Sotheby’s £17m sale heralds the return of ‘real collectors’

Hair-raising: Andy Warhol was one of the strong sellers last night and his Three Self Portraits which he produced in 1987 — the year before he died — made almost £900,000
Godfrey Barker13 April 2012

Lovers of both contemporary art and Damien Hirst went to Sotheby's last night for the first sale since a nuclear explosion hit this market in New York last November and wiped 20 per cent off prices.

Fear was high and nerves were frayed. To general amazement, however, prices fell no further and bidding and confidence rose throughout the auction.

Sotheby's sold 28 artworks out of 30 by Jeff Koons, Lucio Fontana, Anish Kapoor, Bridget Riley, Andy Warhol and, yes, a butterfly painting by Damien Hirst and said it was "thrilled" with the result — £17,879,250 total with only seven per cent unsold by value.

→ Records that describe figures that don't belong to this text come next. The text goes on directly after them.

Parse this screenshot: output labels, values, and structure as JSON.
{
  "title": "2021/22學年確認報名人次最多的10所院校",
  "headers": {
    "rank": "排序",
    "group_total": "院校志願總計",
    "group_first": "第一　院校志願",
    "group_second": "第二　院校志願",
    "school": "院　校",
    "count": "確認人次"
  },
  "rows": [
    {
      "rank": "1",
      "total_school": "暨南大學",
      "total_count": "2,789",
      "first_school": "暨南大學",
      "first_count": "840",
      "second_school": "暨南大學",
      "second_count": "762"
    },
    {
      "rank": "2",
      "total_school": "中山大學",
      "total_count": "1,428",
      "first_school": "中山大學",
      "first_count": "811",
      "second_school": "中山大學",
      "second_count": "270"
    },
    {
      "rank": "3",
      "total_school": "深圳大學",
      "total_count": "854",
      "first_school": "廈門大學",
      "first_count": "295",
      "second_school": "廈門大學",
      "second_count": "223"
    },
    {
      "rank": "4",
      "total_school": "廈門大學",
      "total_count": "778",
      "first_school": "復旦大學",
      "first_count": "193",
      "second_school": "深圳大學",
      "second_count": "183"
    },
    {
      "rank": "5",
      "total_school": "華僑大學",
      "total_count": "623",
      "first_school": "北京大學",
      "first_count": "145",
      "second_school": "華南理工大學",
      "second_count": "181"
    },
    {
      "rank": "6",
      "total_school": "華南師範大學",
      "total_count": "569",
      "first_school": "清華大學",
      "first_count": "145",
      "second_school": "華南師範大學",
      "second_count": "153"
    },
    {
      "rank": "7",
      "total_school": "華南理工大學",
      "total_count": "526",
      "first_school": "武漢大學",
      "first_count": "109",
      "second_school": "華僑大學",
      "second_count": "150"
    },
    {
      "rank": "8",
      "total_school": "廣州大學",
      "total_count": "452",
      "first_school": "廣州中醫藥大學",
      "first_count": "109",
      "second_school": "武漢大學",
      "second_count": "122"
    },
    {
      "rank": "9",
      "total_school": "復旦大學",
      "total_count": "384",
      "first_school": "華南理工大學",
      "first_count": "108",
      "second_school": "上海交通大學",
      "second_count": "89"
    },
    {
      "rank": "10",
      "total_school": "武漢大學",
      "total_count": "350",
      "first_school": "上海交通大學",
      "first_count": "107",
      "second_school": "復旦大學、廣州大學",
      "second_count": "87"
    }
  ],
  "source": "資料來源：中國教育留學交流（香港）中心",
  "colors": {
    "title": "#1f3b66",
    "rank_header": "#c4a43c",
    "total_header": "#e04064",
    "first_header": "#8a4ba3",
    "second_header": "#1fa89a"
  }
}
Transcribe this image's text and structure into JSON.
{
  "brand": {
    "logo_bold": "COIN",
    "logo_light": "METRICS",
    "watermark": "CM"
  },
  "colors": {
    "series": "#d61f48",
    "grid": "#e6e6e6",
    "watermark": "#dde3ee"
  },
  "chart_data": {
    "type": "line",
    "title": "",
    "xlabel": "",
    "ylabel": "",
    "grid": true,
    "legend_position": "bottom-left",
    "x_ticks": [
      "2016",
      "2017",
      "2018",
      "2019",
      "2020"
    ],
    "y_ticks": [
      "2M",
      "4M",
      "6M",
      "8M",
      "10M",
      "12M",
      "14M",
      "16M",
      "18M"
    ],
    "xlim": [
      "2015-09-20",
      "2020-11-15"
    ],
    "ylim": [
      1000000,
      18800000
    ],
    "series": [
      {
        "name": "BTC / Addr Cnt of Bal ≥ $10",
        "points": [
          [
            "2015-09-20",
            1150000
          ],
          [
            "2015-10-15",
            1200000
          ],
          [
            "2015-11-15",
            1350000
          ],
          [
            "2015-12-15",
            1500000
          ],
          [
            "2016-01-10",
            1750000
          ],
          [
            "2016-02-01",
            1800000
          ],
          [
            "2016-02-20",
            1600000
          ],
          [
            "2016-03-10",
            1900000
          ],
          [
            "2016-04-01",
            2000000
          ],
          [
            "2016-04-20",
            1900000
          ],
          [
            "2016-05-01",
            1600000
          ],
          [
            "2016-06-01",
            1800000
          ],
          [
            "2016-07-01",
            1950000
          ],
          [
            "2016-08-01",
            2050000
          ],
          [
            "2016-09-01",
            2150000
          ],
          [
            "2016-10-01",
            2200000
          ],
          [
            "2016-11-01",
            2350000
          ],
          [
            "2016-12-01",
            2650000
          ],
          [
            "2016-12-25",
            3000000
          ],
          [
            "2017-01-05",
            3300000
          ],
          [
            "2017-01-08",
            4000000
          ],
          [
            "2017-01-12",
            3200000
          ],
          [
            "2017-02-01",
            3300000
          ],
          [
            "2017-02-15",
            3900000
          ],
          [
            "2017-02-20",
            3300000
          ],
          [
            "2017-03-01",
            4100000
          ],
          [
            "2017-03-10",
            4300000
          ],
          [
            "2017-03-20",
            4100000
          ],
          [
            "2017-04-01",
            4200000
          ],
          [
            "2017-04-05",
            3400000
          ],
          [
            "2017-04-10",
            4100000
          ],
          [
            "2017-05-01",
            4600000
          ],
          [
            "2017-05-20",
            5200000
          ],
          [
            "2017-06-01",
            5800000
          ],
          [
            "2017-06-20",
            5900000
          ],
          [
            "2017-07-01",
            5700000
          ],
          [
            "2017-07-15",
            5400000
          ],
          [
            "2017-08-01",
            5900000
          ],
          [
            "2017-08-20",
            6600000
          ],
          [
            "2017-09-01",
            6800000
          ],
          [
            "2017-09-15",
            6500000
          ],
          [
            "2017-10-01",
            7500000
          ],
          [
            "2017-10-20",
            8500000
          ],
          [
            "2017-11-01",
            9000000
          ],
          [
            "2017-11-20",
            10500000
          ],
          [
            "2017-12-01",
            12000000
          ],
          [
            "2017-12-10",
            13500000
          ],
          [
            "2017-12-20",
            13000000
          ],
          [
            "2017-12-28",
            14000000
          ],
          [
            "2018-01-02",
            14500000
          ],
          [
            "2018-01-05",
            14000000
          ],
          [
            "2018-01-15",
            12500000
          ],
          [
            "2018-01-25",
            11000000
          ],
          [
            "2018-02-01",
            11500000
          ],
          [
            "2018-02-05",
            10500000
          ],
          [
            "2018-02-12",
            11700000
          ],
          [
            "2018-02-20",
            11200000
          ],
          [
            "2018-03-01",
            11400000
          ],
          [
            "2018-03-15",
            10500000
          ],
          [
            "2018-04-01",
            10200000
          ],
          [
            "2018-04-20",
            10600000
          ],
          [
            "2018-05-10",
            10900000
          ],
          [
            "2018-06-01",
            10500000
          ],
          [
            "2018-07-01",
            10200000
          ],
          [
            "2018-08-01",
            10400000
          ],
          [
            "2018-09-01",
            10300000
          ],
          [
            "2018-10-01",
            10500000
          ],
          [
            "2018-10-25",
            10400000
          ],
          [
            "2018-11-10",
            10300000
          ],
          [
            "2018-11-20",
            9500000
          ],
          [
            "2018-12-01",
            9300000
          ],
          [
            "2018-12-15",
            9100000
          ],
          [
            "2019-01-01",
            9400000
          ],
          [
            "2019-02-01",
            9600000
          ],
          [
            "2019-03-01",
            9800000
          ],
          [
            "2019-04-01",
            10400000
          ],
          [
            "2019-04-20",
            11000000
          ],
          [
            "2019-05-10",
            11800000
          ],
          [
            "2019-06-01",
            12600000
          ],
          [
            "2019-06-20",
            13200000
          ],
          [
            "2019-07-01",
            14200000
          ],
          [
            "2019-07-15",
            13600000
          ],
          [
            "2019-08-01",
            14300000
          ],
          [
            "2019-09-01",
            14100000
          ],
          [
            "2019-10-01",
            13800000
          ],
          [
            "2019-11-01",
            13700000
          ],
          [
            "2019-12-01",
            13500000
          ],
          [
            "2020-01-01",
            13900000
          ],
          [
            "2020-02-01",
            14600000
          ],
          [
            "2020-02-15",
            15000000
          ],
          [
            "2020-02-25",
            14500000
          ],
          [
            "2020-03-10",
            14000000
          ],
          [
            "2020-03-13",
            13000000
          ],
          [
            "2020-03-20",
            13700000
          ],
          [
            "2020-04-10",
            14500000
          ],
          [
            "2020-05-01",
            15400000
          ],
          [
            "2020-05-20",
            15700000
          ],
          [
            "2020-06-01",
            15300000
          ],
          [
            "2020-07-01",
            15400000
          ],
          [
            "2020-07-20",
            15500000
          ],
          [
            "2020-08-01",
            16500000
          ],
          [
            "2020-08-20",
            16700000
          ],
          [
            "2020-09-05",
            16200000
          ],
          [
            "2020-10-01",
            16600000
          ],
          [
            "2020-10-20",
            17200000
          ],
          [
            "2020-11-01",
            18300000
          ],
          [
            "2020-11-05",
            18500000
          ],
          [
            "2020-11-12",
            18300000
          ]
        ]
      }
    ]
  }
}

Offering his view on why contemporary art was resisting any new collapse, a dealer from New York quipped: "Which would you rather have, shares in General Motors or an Andy Warhol?"

Philip Hoffman, director of London's £200 million investment-driven Fine Art Fund, replied: "People want art because they don't trust money With inflation heading for us on the grand scale, investors are preferring assets to cash."

Star of last night's sale was Concetto Spaziale of 1961 by Lucio Fontana inspired by the shape of the city of Venice; it sold very slowly for £4,409,250, shy of its estimate between £6 million and £8 million. Behind it was Jeff Koons's Stacked, a painted wood mountain of two dogs, a goat, a tit and a fat pig from his Banality series of the Eighties. Its £2,841,250 price was on estimate but the estimate was a wintry one; it announced a fall of around £1 million in value from last summer for the world's most expensive living artist after Lucian Freud.

Andy Warhol was one of three artists to sell strongly. His hair-raising Three Self Portraits of 1987, the year before his death, fetched £892,450.

British artists also scored. A dizzying swirling sea acrylic by Bridget Riley, Gala, 1974, realised an on-target £735,650. The price was evidence of the esteem 77-year old Miss Riley is held in but bad news for Sotheby's, which last October allegedly guaranteed the seller £1 million for it. Even Hirst survived the night. His £111 million two-day bonanza at Sotheby's last September now seems like news from another planet.

Bids for Dark Days — a giant 7ft heart-shaped canvas glued with butterflies and diamonds — began to falter way below estimate at £160,000 but then four hands began to wave and it went for a respectable £350,000, although it was unclear whether the fillip was inspired by its being a Hirst or the fact that proceeds would go to a charity for Ukrainian babies.

Sotheby's auctioneer Tobias Meyer said he thought that contemporary art's freefall had now been halted and added: "People still have money for art The speculators have vanished and the market belongs again to serious collectors."